Coinbase’s net loss slashes down by 50% to $545 million

Lavina Daryanani
Source: PortSwigger

The earnings report season is already here. Wall Street companies have been releasing their third-quarter reports back-to-back, chalking out the same. A day back, FinServ company Robinhood reported a net loss of $175 million in Q3.

Read More: Will Robinhood continue making advancements in the crypto space?

Coinbase was the latest to release its report. The publicly traded company operating a crypto exchange incurred a third-quarter net loss of $545 million, marking a reduction of nearly 50% when compared to the past quarter. Despite being able to cut down its losses, the company’s transaction revenue had fallen from $655.2 million in the second quarter to $365.9 million—signifying a 44% dip.

The company stated the poor macro conditions, the shift in its trading volumes away from the United States due to the absence of regulatory clarity, and the drop in the average crypto market capitalization as reasons for the drop. Nevertheless, Coinbase CEO and co-founder Brian Armstrong remained optimistic. During the earnings call, he said,

“I think there’s an opportunity at some point for the crypto prices to potentially decouple from the broader macro environment. And we don’t know if that’s gonna happen, but I think it’s one of the possibilities and regulatory clarity is one of the things that could help kick that off.”

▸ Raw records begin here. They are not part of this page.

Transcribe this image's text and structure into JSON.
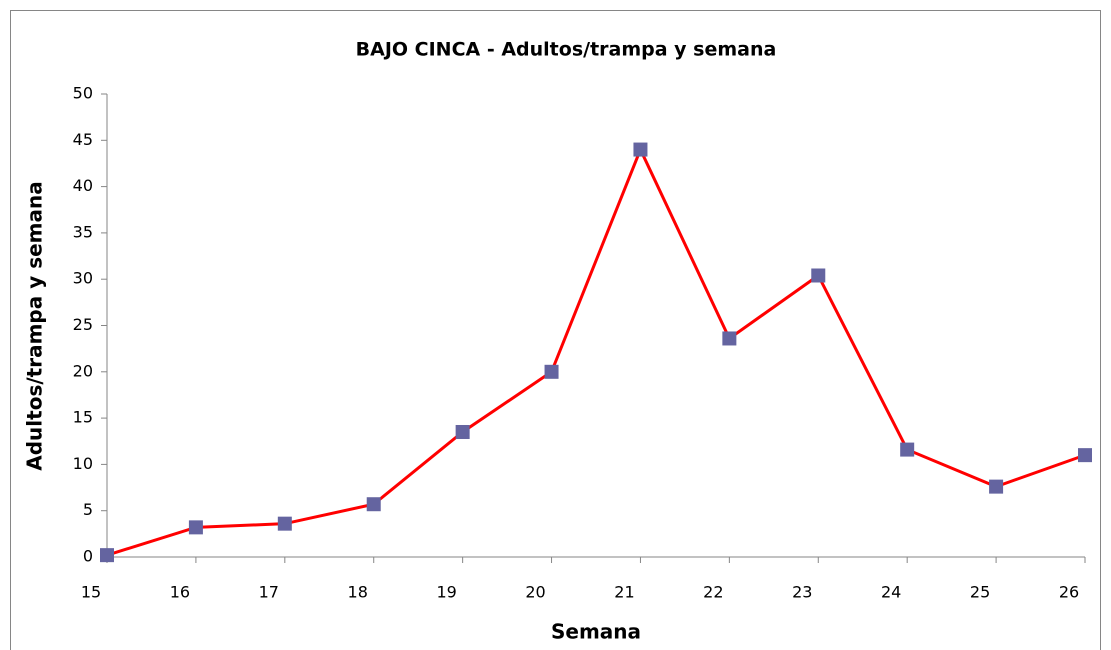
{
  "chart_data": {
    "type": "line",
    "title": "BAJO CINCA - Adultos/trampa y semana",
    "x_label": "Semana",
    "y_label": "Adultos/trampa y semana",
    "x": [
      15,
      16,
      17,
      18,
      19,
      20,
      21,
      22,
      23,
      24,
      25,
      26
    ],
    "values": [
      0.2,
      3.2,
      3.6,
      5.7,
      13.5,
      20,
      44,
      23.6,
      30.4,
      11.6,
      7.6,
      11
    ],
    "color": "#ff0000",
    "marker_color": "#6464a0",
    "marker": "square",
    "xlim": [
      15,
      26
    ],
    "xticks": [
      15,
      16,
      17,
      18,
      19,
      20,
      21,
      22,
      23,
      24,
      25,
      26
    ],
    "ylim": [
      0,
      50
    ],
    "yticks": [
      0,
      5,
      10,
      15,
      20,
      25,
      30,
      35,
      40,
      45,
      50
    ],
    "grid": false
  }
}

Coinbase has been successful in reducing operating expenses by 38% from the previous quarter by adopting measures like headcount reduction. Parallelly, the earnings report also revealed that as of the end of the quarter, around 25% of the 100 largest hedge funds by reported AuMs had chosen to onboard with Coinbase.

COIN shares closed 8% lower on Thursday, but managed to record a 4.87% rise to $58.52 during the after-trade hours.

Source: Google Finance

Crypto trading revenue breakdown

Bitcoin and Ethereum remained to be the most traded assets on the platform. Retrospectively, they also fetched higher revenue in total, when compared to all other assets traded.

The company’s Bitcoin trade volume remained unchanged at 31% when compared to Q2. However, the same stands at a significantly higher level than Q3 2021’s 19%.

Ethereum trading on the platform—on the other hand—saw a substantial jump, thanks to the speculative interest rise around the time of the Merge. Last quarter, the largest altcoin accounted for 22% of Coinbase’s volume, while this time, the number stood at 33%—higher than even Bitcoin.

Other crypto assets made up for the remaining 36% of the volume, after dropping from last quarter’s 47%.

Source: Letter to the Shareholder

Revenue-wise, both the top cryptos contributed 55%. However, it should be noted that despite the rise in trading volume, Ethereum’s say in the revenue did not match up. Other assets chipped in the balance 45%.